Thermally aware design of 2.5D and 3D advanced packaging systems will require fast, accurate, and powerful thermal analysis of chiplets, stacks, and packages. These systems contain multiple materials with non-linear heat transfer properties and geometric feature sizes that span many orders of magnitude. The smallest heterostructures in the front and back ends of the line present significant thermal modeling and analysis challenges in isolation. Replicated millions or billions of times in a chiplet stack, these structures present a near insurmountable hurdle to meeting the speed and accuracy needed of analysis in the design process. Additionally, establishing precise parameter values for the materials in these systems, when size and temperature dependencies create significant deviations from bulk properties, further complicates the problem. To address these issues, we have developed a multiscale methodology that advances the current state of the field by enabling die-scale simulations that capture phenomena arising from the structural details of the BEOL metallization stack. Taking advantage of the large length-scale separation between the BEOL features and the die-level structures, we employ a hierarchical, multiscale, finite-element approach. This hierarchical method uses a standard finite element method (FEM) formulation on a die or package scale, using computational homogenization to obtain effective thermal conductivities in the BEOL. Referring to industry-standard layout and design files, we construct and solve a locally appropriate subscale FEM problem in a representative volume element (RVE) at every quadrature point in the macroscale FEM problem. To accomplish this, RVE models are automatically constructed, meshed, and used to compute homogenized, anisotropic, thermal conductivities from the relevant GDSII or OASIS.

Figures (7)

• Figure 1: Front view of the proxy-chip modeled in this paper. In the multiscale model, the BEOL properties are extracted from a test vehicle. A heat flux with integrated power of 1.256 mW is applied to the bottom surface. The top surface is exposed to an ambient temperature of 40$\circ$ C with a convection coefficient, $h$, of 4.0 W/K mm2. All dimensions are reported in $\upmu$m. The red dashed line (T-T) and purple dashed line (B-B) represent the top and bottom of the BEOL, respectively, where the temperature fields are reported. In the text, these surfaces are referred to as top surface and bottom surface respectively.

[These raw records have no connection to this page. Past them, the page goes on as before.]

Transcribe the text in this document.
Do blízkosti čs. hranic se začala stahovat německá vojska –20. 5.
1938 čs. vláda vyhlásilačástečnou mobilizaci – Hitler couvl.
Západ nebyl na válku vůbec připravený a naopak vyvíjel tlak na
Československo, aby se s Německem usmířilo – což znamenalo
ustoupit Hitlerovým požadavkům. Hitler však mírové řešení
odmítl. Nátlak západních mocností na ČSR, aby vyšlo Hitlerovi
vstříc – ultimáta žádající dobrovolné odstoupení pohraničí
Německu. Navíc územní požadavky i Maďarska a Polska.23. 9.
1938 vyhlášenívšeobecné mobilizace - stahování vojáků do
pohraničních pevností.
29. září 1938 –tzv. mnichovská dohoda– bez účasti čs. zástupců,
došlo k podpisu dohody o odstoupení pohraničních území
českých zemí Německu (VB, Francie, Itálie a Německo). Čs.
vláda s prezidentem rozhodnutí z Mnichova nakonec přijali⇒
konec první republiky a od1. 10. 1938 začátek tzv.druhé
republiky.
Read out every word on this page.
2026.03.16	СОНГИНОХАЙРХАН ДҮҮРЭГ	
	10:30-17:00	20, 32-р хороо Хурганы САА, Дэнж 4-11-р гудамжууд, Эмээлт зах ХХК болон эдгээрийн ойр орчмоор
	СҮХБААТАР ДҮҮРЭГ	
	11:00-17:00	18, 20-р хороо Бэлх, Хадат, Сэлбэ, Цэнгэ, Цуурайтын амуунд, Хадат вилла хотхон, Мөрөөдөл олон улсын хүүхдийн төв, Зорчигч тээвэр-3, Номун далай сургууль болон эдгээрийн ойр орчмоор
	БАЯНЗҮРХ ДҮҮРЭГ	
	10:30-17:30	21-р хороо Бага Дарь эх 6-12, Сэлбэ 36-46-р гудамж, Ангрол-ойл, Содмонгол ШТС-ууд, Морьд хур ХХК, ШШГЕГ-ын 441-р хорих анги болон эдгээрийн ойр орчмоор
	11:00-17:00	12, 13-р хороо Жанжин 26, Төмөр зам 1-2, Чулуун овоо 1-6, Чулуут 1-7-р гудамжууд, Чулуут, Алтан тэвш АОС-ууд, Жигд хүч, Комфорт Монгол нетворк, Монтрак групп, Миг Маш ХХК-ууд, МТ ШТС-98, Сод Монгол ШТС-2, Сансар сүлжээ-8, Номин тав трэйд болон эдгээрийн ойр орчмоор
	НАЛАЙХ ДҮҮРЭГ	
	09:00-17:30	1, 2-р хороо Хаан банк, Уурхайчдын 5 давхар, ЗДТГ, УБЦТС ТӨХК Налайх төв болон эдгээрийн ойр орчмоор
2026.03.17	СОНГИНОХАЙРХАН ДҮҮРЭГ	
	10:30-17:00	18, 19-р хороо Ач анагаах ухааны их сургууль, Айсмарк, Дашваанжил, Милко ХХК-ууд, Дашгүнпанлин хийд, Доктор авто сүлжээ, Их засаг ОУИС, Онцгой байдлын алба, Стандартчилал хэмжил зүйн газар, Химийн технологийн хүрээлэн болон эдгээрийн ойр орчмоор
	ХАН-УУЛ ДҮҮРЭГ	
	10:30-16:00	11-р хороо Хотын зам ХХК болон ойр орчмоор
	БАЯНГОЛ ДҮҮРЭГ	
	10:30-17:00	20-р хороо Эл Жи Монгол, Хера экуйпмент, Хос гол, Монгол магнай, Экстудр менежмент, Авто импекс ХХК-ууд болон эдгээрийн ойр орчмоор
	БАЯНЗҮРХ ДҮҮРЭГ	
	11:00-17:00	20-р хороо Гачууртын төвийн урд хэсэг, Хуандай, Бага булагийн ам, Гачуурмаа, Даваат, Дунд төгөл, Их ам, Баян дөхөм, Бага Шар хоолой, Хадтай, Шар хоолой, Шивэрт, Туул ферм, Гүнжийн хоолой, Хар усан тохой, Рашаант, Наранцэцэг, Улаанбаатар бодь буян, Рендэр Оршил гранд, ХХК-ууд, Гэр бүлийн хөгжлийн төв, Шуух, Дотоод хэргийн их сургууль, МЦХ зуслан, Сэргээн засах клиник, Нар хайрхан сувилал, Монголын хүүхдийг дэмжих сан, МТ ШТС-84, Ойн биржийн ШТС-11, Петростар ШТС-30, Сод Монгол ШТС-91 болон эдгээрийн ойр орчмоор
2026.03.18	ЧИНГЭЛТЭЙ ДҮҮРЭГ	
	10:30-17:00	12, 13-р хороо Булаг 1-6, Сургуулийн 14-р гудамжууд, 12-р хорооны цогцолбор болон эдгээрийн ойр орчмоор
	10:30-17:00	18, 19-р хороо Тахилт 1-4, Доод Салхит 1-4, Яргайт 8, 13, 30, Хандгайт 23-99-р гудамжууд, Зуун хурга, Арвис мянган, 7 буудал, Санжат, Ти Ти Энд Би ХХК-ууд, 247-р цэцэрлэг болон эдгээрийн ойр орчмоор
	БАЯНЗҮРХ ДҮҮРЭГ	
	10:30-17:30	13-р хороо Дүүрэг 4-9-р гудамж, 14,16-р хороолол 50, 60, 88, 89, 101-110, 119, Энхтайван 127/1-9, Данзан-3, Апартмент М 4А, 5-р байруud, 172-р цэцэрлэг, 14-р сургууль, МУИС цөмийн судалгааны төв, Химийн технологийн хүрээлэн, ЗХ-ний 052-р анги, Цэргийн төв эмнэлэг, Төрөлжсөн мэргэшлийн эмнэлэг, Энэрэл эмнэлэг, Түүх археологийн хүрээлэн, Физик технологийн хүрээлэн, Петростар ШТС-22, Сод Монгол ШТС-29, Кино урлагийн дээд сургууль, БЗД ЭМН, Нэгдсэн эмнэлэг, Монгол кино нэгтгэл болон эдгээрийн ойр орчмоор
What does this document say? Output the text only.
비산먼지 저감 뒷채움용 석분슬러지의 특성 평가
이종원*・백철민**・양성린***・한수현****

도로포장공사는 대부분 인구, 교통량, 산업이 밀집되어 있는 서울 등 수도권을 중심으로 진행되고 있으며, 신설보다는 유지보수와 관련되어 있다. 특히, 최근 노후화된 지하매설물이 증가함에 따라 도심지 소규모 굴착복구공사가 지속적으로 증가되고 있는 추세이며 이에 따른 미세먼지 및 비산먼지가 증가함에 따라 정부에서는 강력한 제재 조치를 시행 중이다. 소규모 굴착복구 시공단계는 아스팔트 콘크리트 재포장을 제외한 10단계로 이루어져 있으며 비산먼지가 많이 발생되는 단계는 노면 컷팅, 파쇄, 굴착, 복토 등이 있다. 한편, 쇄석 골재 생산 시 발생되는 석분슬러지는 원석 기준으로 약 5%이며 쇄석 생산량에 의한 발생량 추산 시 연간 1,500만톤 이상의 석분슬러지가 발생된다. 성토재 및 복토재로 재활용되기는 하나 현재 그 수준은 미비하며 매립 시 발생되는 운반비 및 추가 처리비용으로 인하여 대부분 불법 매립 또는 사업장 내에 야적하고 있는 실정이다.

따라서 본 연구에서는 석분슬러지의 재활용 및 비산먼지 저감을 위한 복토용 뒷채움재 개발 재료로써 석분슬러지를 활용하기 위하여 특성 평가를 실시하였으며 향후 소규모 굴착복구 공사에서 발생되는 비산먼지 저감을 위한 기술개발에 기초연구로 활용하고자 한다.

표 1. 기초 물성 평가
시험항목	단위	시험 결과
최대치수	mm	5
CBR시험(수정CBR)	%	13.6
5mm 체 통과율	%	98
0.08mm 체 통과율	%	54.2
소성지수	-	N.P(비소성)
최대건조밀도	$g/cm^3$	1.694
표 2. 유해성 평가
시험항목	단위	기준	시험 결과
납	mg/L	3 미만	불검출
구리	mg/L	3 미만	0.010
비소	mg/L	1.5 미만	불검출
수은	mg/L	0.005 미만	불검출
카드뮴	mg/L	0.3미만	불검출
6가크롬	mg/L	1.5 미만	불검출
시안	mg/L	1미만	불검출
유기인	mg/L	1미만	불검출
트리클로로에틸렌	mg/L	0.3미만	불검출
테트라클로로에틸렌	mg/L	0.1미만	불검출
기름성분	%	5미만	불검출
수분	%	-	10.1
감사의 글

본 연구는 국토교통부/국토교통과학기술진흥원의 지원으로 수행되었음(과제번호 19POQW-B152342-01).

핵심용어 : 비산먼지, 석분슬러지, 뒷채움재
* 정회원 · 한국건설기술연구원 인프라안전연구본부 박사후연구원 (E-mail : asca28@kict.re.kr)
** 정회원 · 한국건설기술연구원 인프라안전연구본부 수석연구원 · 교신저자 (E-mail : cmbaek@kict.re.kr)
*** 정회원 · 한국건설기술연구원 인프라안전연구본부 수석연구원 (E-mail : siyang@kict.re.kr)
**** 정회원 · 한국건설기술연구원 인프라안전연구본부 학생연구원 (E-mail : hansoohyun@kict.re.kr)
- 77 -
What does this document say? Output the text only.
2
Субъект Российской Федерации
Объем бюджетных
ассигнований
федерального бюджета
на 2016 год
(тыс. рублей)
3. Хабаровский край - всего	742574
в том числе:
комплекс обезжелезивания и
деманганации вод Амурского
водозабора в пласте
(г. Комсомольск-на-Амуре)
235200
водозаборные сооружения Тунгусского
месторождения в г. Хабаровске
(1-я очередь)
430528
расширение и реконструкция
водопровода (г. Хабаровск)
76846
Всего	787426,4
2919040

• Figure 2: In panel a, the front view of the macroscale model is shown with a highly graded tetrahedral mesh to minimize the total number of elements in regions far away from the thin BEOL and FEOL layers. Panel b shows the mesh on the bottom surface of the chip stack (c.f., Fig. \ref{['fig:model-chip']}, surface B-B).
• Figure 3: A schematic of the heat flux on the bottom surface (100$\times$100 $\upmu$m) is shown, where flux is applied to the regions with hash marks. In both cases, a power input flux of 1.256 mW/mm2 is applied. In the uniform case (a) the heat flux is applied uniformly across the bottom surface. In the non-uniform case (b) the heat flux is applied in circular domains on the bottom surface representing the contact patches of microbumps.
• Figure 4: Eleven layers of metal components in exemplar RVEs (five layers of lines and six layers of vias). Dielectric layers have been excluded from the figure so that the metal structures with high conductivity are visible. Dielectrics are included in the multiscale simulation. The RVE in each panel is extracted from different locations in the test vehicle.
• Figure 5: Homogenized BEOL thermal conductivities in the 100$\times$100 $\upmu$m cross-section. We see large spatial heterogeneity that will impact chip-scale hotspot locations. The in-plane components are shown in panel a ($\kappa_{xx}$) and b ($\kappa_{yy}$). The out-of-plane conductivity, $\kappa_{zz}$, is shown in panel c. Maximum off-diagonal terms of the conductivity tensor are four orders of magnitude smaller than diagonal terms ($\kappa_{yz}\sim \kappa_{xz} \sim \kappa_{xy} \sim1.5\times 10^{-4}$ W/m-K). They are not shown as they will have a negligible impact on the heat flow.